Elle s’interrompt et pleure un instant.

— Vous savez, il a vraiment ri jusqu’au dernier jour.

— Merci Alexeï. Ça me fait du bien de le savoir. Je vais prévenir Svetlana.


Les pompes funèbres sont passées en début d’après-midi et ont emporté le corps. Demain nous partirons pour un dernier voyage, lui dans le corbillard, moi dans sa DS. Je le rendrai à ses filles avant de lui dire au revoir une dernière fois.

J’ai demandé à Madame Lalochère la permission d’utiliser les services de Vernon pour commencer à mettre la chambre en ordre.

— Tu sais Vernon, j’ai l’impression de devoir présenter des excuses. Il a sans doute horripilé bien des clients, ennuyé d’autres, il a peut-être gâché des vacances. Peut-être que certains ont appris sa réelle identité et sont maintenant en colère…

— Ne t’inquiète pas de tout ça. Il a surtout fait beaucoup rire les gens. Rien de très grave. Tu verras qu’ils vont en parler pendant des années, des vacances dans le Jura avec le vieux qui se faisait passer pour un comte russe, avec son accent inimitable.
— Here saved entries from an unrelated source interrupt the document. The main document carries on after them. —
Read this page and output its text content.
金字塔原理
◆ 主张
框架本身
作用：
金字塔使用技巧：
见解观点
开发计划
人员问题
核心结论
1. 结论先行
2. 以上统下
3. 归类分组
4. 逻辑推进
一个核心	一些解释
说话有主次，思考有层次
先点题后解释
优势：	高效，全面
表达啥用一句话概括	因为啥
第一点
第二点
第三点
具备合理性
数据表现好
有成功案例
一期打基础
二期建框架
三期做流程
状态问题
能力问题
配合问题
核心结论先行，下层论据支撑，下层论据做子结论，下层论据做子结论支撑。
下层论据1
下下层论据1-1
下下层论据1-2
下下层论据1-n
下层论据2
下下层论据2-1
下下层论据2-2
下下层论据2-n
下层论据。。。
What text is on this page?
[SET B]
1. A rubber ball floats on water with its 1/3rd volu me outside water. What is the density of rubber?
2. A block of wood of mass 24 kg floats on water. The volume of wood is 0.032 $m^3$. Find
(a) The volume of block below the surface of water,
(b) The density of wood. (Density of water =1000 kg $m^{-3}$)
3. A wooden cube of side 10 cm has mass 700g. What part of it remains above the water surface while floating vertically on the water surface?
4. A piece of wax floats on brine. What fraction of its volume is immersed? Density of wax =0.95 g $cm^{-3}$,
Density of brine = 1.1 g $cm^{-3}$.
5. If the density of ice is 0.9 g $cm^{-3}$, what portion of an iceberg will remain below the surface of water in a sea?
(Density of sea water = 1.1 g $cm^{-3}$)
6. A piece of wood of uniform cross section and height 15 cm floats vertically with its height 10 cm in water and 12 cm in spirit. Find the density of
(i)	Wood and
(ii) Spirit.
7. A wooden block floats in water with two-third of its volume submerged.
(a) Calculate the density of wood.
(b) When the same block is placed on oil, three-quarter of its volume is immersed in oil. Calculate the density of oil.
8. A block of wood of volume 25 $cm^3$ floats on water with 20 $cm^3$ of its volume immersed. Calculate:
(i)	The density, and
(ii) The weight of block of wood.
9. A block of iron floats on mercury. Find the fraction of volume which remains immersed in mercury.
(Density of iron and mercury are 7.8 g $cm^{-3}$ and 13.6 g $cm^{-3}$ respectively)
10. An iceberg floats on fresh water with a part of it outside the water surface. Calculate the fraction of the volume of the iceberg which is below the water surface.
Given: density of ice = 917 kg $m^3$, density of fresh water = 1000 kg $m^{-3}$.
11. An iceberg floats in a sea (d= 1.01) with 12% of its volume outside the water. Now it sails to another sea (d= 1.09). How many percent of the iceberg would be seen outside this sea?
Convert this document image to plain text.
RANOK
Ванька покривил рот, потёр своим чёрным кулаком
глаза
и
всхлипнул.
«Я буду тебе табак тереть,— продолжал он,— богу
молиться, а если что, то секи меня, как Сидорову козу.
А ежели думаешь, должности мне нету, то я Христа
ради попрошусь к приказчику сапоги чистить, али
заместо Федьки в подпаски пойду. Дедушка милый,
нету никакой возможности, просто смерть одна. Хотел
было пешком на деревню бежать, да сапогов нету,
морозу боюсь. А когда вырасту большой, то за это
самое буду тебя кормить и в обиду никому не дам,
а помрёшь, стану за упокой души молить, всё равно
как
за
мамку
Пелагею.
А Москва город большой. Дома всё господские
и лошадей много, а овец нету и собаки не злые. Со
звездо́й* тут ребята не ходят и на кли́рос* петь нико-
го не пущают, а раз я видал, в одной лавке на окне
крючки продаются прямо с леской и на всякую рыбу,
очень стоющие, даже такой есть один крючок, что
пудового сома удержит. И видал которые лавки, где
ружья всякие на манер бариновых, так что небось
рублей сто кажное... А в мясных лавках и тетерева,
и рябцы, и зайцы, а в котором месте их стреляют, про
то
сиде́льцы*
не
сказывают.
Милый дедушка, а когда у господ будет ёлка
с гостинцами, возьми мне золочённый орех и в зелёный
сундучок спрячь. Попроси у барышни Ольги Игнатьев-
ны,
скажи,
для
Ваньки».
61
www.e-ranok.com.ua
— Ma femme était morte avec ma fille quelques mois avant qu’il ne m’embauche, il y a quinze ans. J’étais au fond du trou. Au début, ses pitreries, elles me donnaient envie de l’étrangler. Comme s’il ne comprenait pas que j’avais plus grave à gérer que les conneries d’un vieux schnock. Je viens de comprendre qu’il n’avait fait que me fournir des distractions, me prêter son oreille et son sens de la vie. Dès qu’il me sentait sur une pente glissante, il inventait une farce monumentale. « Diverrrrsion, » aurait-il dit.

— Alors tu vas faire quoi pour les clients ?

— Tu me vois leur dire « Je suis désolée qu’il ait peut-être donné à votre séjour une tonalité inattendue. Imposteur, impossible, capricieux, tyrannique, tonitruant. Mais peut-être garderez-vous aussi le souvenir d’un très vieux monsieur qui a vécu plus intensément que n’importe lequel d’entre nous ici. »? Je crois que je vais demander à Madame Lalochère de mettre un petit mot ou quelque chose.